Aos poucos a cadeia fica mais forte, fortalecida pelo hábito. Tudo fica menos bio e mais lógico. As regras agora são mais culturais que químicas. Expectativas são criadas, e quebradas, e mudadas. Aos poucos, uma entidade toma forma. Essa entidade, que não está nem nele nem nela, tem vida própria, os controla.

A entidade vai endurecendo, ficando mais forte contra o exterior. Dá origem a uma micro-cultura, semi-independente da Cultura global. Os indivíduos envolvidos, então, ficam cada vez menos conscientes dessa entidade. Aos poucos o hábito vai dominando, as expectativas crescem, as raízes entram cada vez mais fundo nas almas dos hospedeiros.

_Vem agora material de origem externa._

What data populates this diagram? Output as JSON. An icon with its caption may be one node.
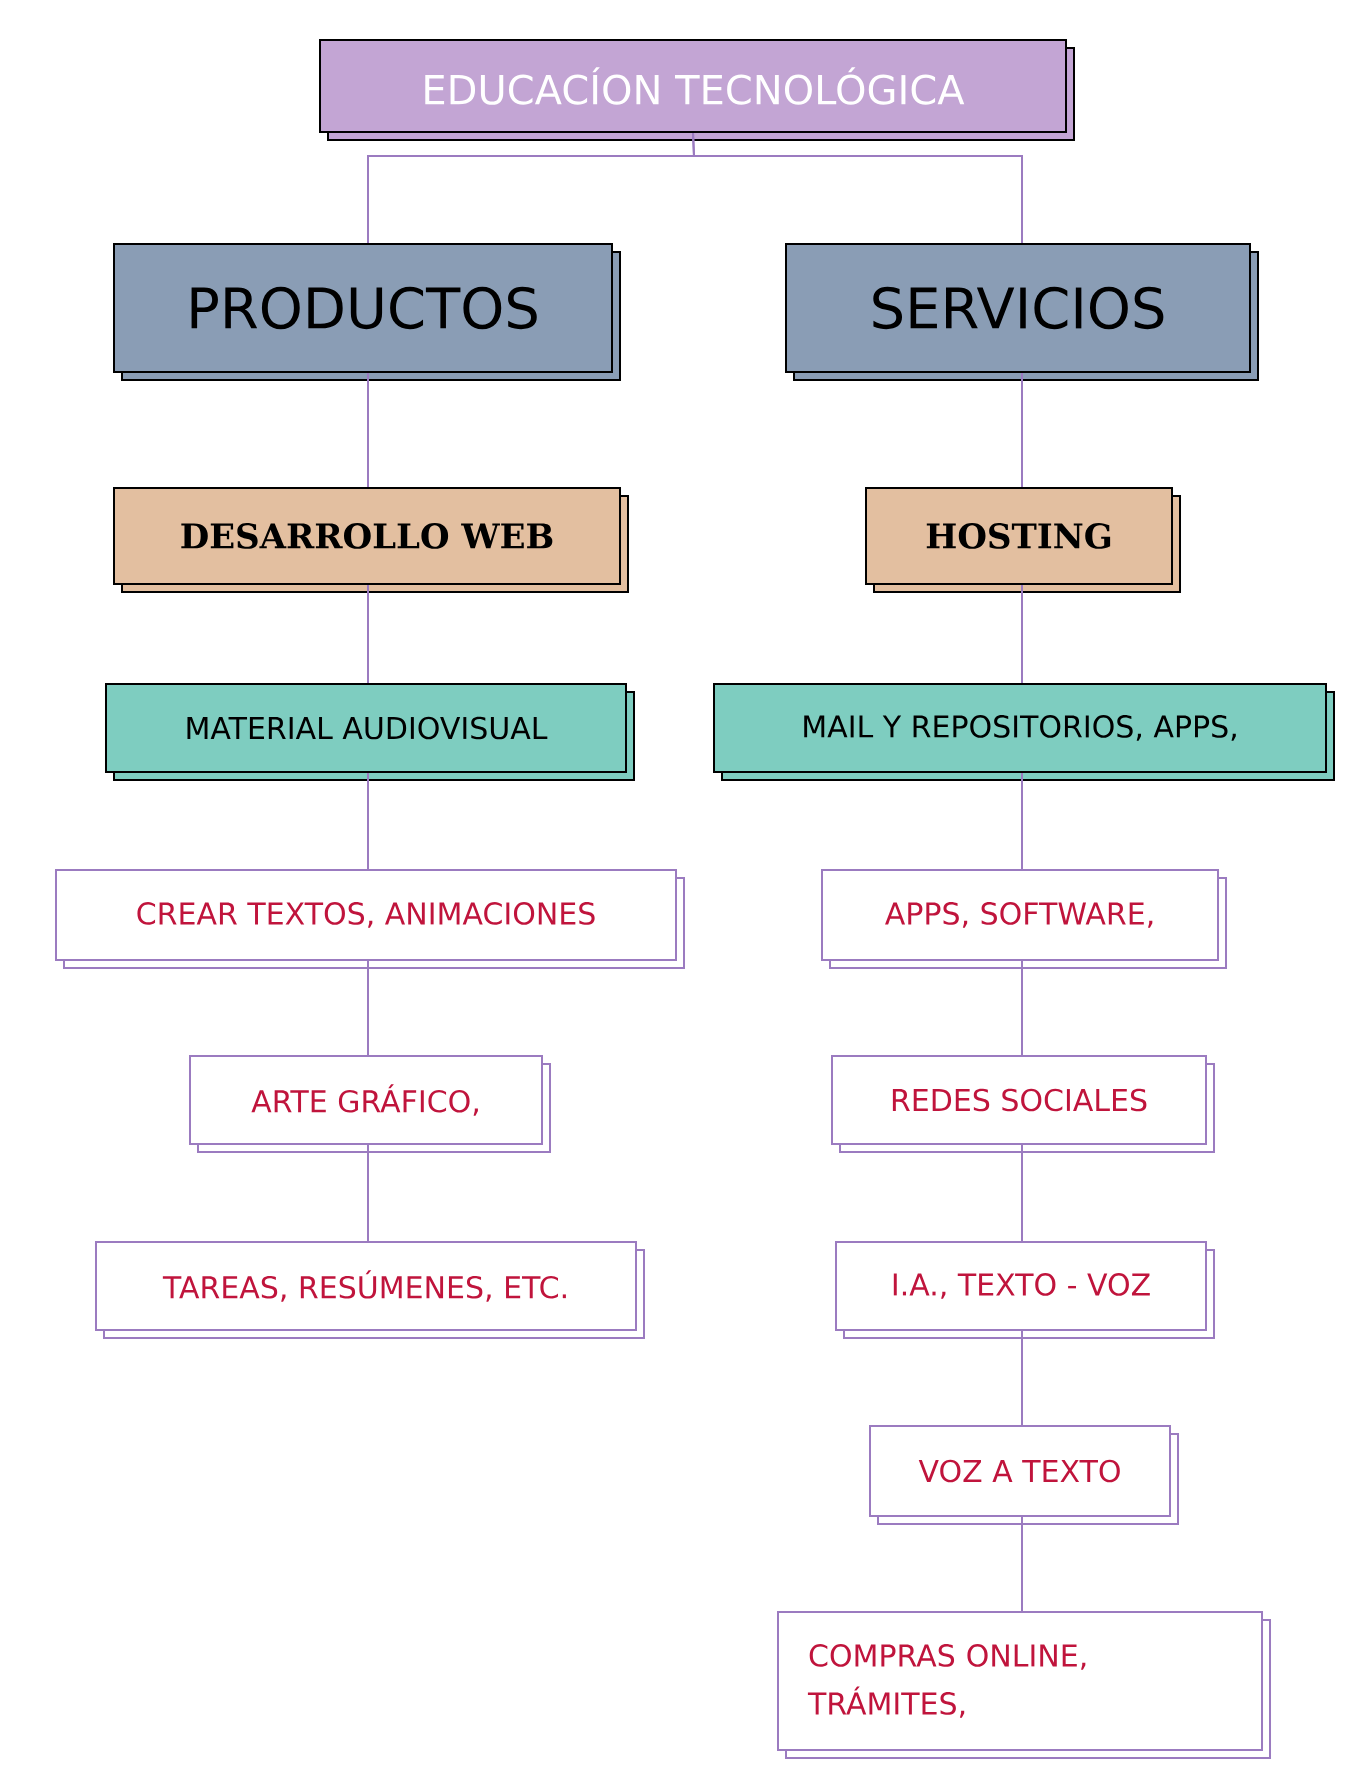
{
  "diagram": {
    "nodes": [
      {
        "text": [
          "EDUCACÍON TECNOLÓGICA"
        ]
      },
      {
        "text": [
          "PRODUCTOS"
        ]
      },
      {
        "text": [
          "SERVICIOS"
        ]
      },
      {
        "text": [
          "DESARROLLO WEB"
        ]
      },
      {
        "text": [
          "HOSTING"
        ]
      },
      {
        "text": [
          "MATERIAL AUDIOVISUAL"
        ]
      },
      {
        "text": [
          "MAIL Y REPOSITORIOS, APPS,"
        ]
      },
      {
        "text": [
          "CREAR TEXTOS, ANIMACIONES"
        ]
      },
      {
        "text": [
          "APPS, SOFTWARE,"
        ]
      },
      {
        "text": [
          "ARTE GRÁFICO,"
        ]
      },
      {
        "text": [
          "REDES SOCIALES"
        ]
      },
      {
        "text": [
          "TAREAS, RESÚMENES, ETC."
        ]
      },
      {
        "text": [
          "I.A., TEXTO - VOZ"
        ]
      },
      {
        "text": [
          "VOZ A TEXTO"
        ]
      },
      {
        "text": [
          "COMPRAS ONLINE, TRÁMITES,"
        ]
      }
    ],
    "edges": [
      {
        "from": 0,
        "to": 1,
        "arrow": "none"
      },
      {
        "from": 0,
        "to": 2,
        "arrow": "none"
      },
      {
        "from": 1,
        "to": 3,
        "arrow": "none"
      },
      {
        "from": 3,
        "to": 5,
        "arrow": "none"
      },
      {
        "from": 5,
        "to": 7,
        "arrow": "none"
      },
      {
        "from": 7,
        "to": 9,
        "arrow": "none"
      },
      {
        "from": 9,
        "to": 11,
        "arrow": "none"
      },
      {
        "from": 2,
        "to": 4,
        "arrow": "none"
      },
      {
        "from": 4,
        "to": 6,
        "arrow": "none"
      },
      {
        "from": 6,
        "to": 8,
        "arrow": "none"
      },
      {
        "from": 8,
        "to": 10,
        "arrow": "none"
      },
      {
        "from": 10,
        "to": 12,
        "arrow": "none"
      },
      {
        "from": 12,
        "to": 13,
        "arrow": "none"
      },
      {
        "from": 13,
        "to": 14,
        "arrow": "none"
      }
    ]
  }
}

Então um dia os anti-corpos individualistas se manifestam. A vida acontece. O hospedeiro vê uma saída, de repente o contrato não está mais vantajoso. Então ele se desprende, ele se livra do parasita. Mas ele não morre sem deixar sequelas. As vezes mortais.

Outro olhar, outros gestos, outra sequência de causa e consequência, outro parasita. As defesas naturais agora, no entanto, são mais fortes, os benefícios e malefícios, portanto, mais fracos.

3 de setembro de 2012

Sozinho na multidão


O mundo é do indivíduo. O triunfo máximo da iluminação é o fim do coletivo, da tribo, do grupo. Vivemos, dizem, na época mais pacífica e próspera da história da humanidade. Porém cresce um problema endêmico e silencioso. Um que não altera índices, que não passa por métricas. O mundo moderno, dos números, da ciência, não enxerga o que não é taxa, o que não cabe na célula do Excel.

O homem é cada vez mais urbano, mais apertado em apartamentos pequenos, mais amassado em transportes públicos ou preso no tráfego; cada vez mais sozinho. E não é coincidência: a solidão é propagada devido a seu subproduto: o consumismo.

O homem só só consome. Quando entre amigos, é feliz, é criativo, é ativo. Quando sozinho é reativo, é mesquinho, é egoísta. Compra porque está preso dentro de si. Passa a tarde no shopping procurando um sapato, tarde consumindo e sendo consumido. Tentando preencher o vazio da solidão.

A igreja se comercializou, o espírito fica entre a roupa nova e a nova TV. Vai para a Igreja para pedir mais dinheiro, paga o imposto para Deus. Velas para comprar. Indulgências, vagas no céu. Decalques no carro, CDs e DVDs. As religiões que se dizem contra o consumismo são as mais hipócritas: a aula de Yoga, o incenso, a calça trançada, a droga, tudo é consumo. Meditar agora é consumir.

A diversão é o consumo. Agora a diversão é na cadeira, na frente do computador, consumido mídia, adicionando fotos, colecionando "amigos", ganhando níveis, juntando itens, consultando preços.

Amanhã eu não consumo, vou sentar com meu amigo, conversar sobre conversas, sem comprar o maldito refrigerante.